On Tue, Jun 03, 2014 at 01:03:54PM +0100, Morten Rasmussen wrote:
On Wed, May 28, 2014 at 05:39:10PM +0100, Vincent Guittot wrote:
On 28 May 2014 17:47, Morten Rasmussen morten.rasmussen@arm.com wrote:
On Wed, May 28, 2014 at 02:15:03PM +0100, Vincent Guittot wrote:
On 28 May 2014 14:10, Morten Rasmussen morten.rasmussen@arm.com wrote:
On Fri, May 23, 2014 at 04:53:02PM +0100, Vincent Guittot wrote:
I agree that the task runnable_avg_sum is always affected by the circumstances on the cpu where it is running, and that it takes this history with it. However, I think cfs.runnable_load_avg leads to less problems than using the rq runnable_avg_sum. It would work nicely for the two tasks on two cpus example I mentioned earlier. We don't need add
i would say that nr_running is an even better metrics for such situation as the load doesn't give any additional information.

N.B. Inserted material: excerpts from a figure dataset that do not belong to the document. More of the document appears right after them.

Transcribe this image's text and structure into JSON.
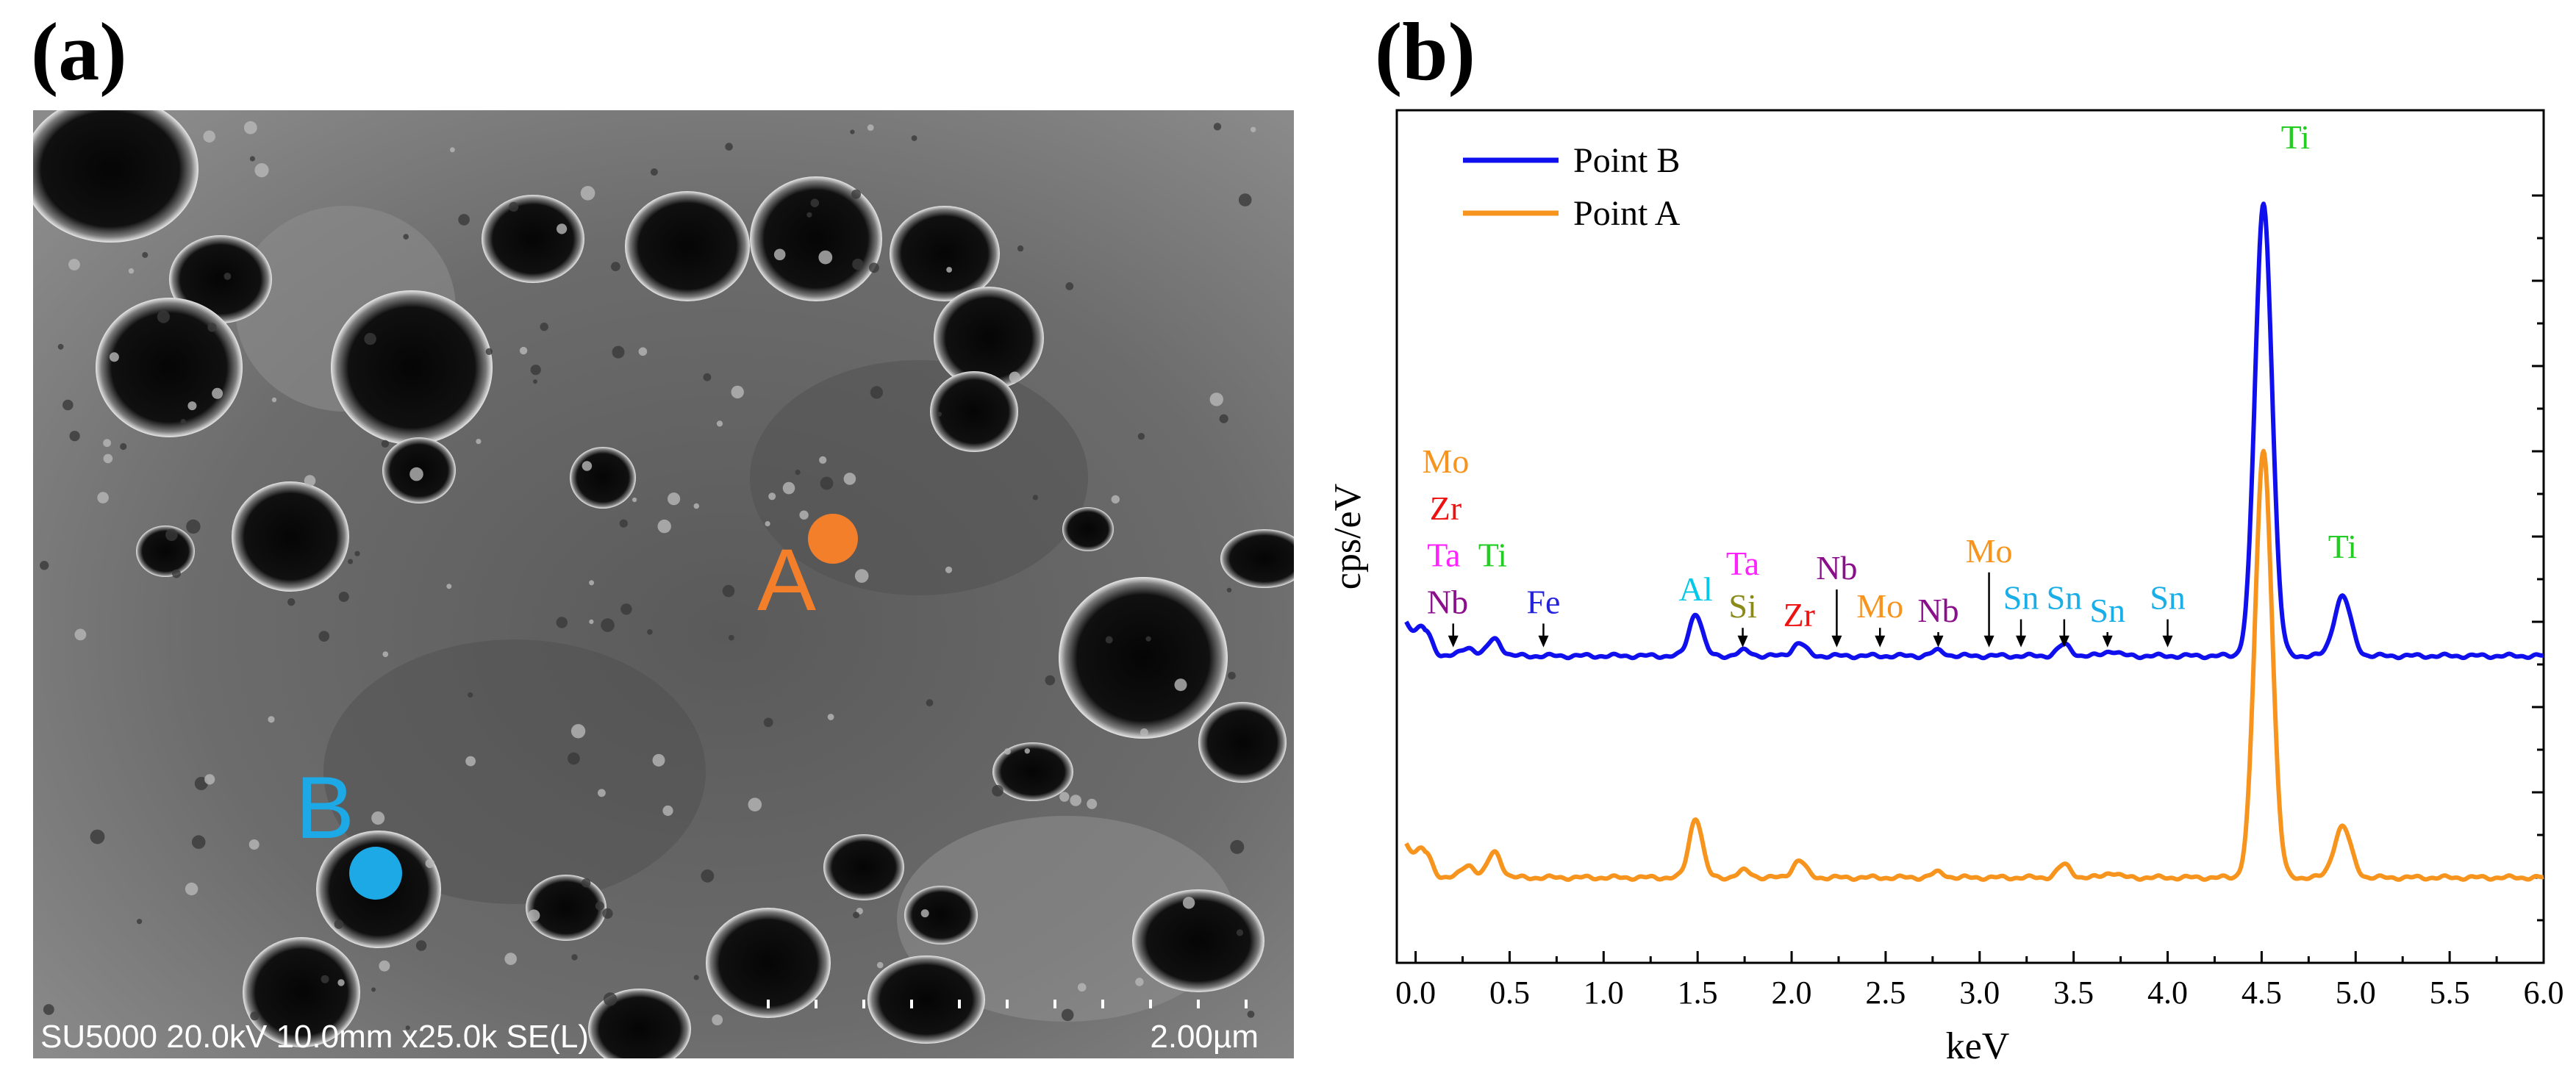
{
  "panel_a": {
    "label": "(a)",
    "image_kind": "SEM micrograph",
    "points": [
      {
        "name": "A",
        "color": "#f47f2a"
      },
      {
        "name": "B",
        "color": "#1da8e6"
      }
    ],
    "footer": {
      "info": "SU5000 20.0kV 10.0mm x25.0k SE(L)",
      "scale": "2.00µm"
    }
  },
  "panel_b": {
    "label": "(b)"
  },
  "chart_data": {
    "type": "line",
    "xlabel": "keV",
    "ylabel": "cps/eV",
    "xlim": [
      -0.1,
      6.0
    ],
    "ylim": [
      0,
      1
    ],
    "x_ticks": [
      "0.0",
      "0.5",
      "1.0",
      "1.5",
      "2.0",
      "2.5",
      "3.0",
      "3.5",
      "4.0",
      "4.5",
      "5.0",
      "5.5",
      "6.0"
    ],
    "legend_position": "top-left",
    "series": [
      {
        "name": "Point B",
        "color": "#1010ee",
        "baseline": 0.36,
        "peaks": [
          [
            0.05,
            0.03
          ],
          [
            0.28,
            0.01
          ],
          [
            0.42,
            0.02
          ],
          [
            1.49,
            0.05
          ],
          [
            1.75,
            0.006
          ],
          [
            2.04,
            0.015
          ],
          [
            2.78,
            0.006
          ],
          [
            3.45,
            0.013
          ],
          [
            3.7,
            0.006
          ],
          [
            4.51,
            0.53
          ],
          [
            4.93,
            0.07
          ]
        ]
      },
      {
        "name": "Point A",
        "color": "#f7941d",
        "baseline": 0.1,
        "peaks": [
          [
            0.05,
            0.03
          ],
          [
            0.28,
            0.015
          ],
          [
            0.42,
            0.03
          ],
          [
            1.49,
            0.07
          ],
          [
            1.75,
            0.008
          ],
          [
            2.04,
            0.02
          ],
          [
            2.78,
            0.006
          ],
          [
            3.45,
            0.015
          ],
          [
            3.7,
            0.006
          ],
          [
            4.51,
            0.5
          ],
          [
            4.93,
            0.06
          ]
        ]
      }
    ],
    "element_colors": {
      "Mo": "#f7941d",
      "Zr": "#ee1111",
      "Ta": "#ff22ff",
      "Ti": "#22cc22",
      "Nb": "#8b0f8b",
      "Fe": "#2323dd",
      "Al": "#00c8e8",
      "Si": "#8a8a1a",
      "Sn": "#1aaee8"
    },
    "annotations": [
      {
        "text": "Mo",
        "element": "Mo",
        "x": 0.16,
        "y": 0.575
      },
      {
        "text": "Zr",
        "element": "Zr",
        "x": 0.16,
        "y": 0.52
      },
      {
        "text": "Ta",
        "element": "Ta",
        "x": 0.15,
        "y": 0.465
      },
      {
        "text": "Ti",
        "element": "Ti",
        "x": 0.41,
        "y": 0.465
      },
      {
        "text": "Nb",
        "element": "Nb",
        "x": 0.17,
        "y": 0.41,
        "arrow_x": 0.2
      },
      {
        "text": "Fe",
        "element": "Fe",
        "x": 0.68,
        "y": 0.41,
        "arrow_x": 0.68
      },
      {
        "text": "Al",
        "element": "Al",
        "x": 1.49,
        "y": 0.425
      },
      {
        "text": "Ta",
        "element": "Ta",
        "x": 1.74,
        "y": 0.455
      },
      {
        "text": "Si",
        "element": "Si",
        "x": 1.74,
        "y": 0.405,
        "arrow_x": 1.74
      },
      {
        "text": "Nb",
        "element": "Nb",
        "x": 2.24,
        "y": 0.45,
        "arrow_x": 2.24
      },
      {
        "text": "Zr",
        "element": "Zr",
        "x": 2.04,
        "y": 0.395
      },
      {
        "text": "Mo",
        "element": "Mo",
        "x": 2.47,
        "y": 0.405,
        "arrow_x": 2.47
      },
      {
        "text": "Nb",
        "element": "Nb",
        "x": 2.78,
        "y": 0.4,
        "arrow_x": 2.78
      },
      {
        "text": "Mo",
        "element": "Mo",
        "x": 3.05,
        "y": 0.47,
        "arrow_x": 3.05
      },
      {
        "text": "Sn",
        "element": "Sn",
        "x": 3.22,
        "y": 0.415,
        "arrow_x": 3.22
      },
      {
        "text": "Sn",
        "element": "Sn",
        "x": 3.45,
        "y": 0.415,
        "arrow_x": 3.45
      },
      {
        "text": "Sn",
        "element": "Sn",
        "x": 3.68,
        "y": 0.4,
        "arrow_x": 3.68
      },
      {
        "text": "Sn",
        "element": "Sn",
        "x": 4.0,
        "y": 0.415,
        "arrow_x": 4.0
      },
      {
        "text": "Ti",
        "element": "Ti",
        "x": 4.68,
        "y": 0.955
      },
      {
        "text": "Ti",
        "element": "Ti",
        "x": 4.93,
        "y": 0.475
      }
    ]
  }
}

I fail to understand how nr_running can be used. nr_running doesn't tell you anything about the utilization of the cpu, just the number tasks that happen to be runnable at a point in time on a specific cpu. It might be two small tasks that just happened to be running while you read nr_running.
Agreed, I'm not at all seeing how nr_running is useful here.
An unweighted version of cfs.runnable_load_avg gives you a metric that captures cpu utilization to some extend, but not the number of tasks. And it reflects task migrations immediately unlike the rq runnable_avg_sum.
So runnable_avg would be equal to the utilization as long as there's idle time, as soon as we're over-loaded the metric shows how much extra cpu is required.
That is, runnable_avg - running_avg >= 0 and the amount is the exact amount of extra cpu required to make all tasks run but not have idle time.
Agreed, but I think it is quite important to discuss what we understand by cpu utilization. It seems to be different depending on what you want to use it for.
I understand utilization to be however much cpu is actually used, so I would, per the existing naming, call running_avg to be the avg utilization of a task/group/cpu whatever.
We have done experiments internally with rq runnable_avg_sum for load-balancing decisions in the past and found it unsuitable due to its slow response to task migrations. That is why I brought it up here.
So I'm not entirely seeing that from the code (I've not traced this), afaict we actually update the per-cpu values on migration based on the task values.
old_rq->sum -= p->val; new_rq->sum += p->val;
like,.. except of course totally obscured.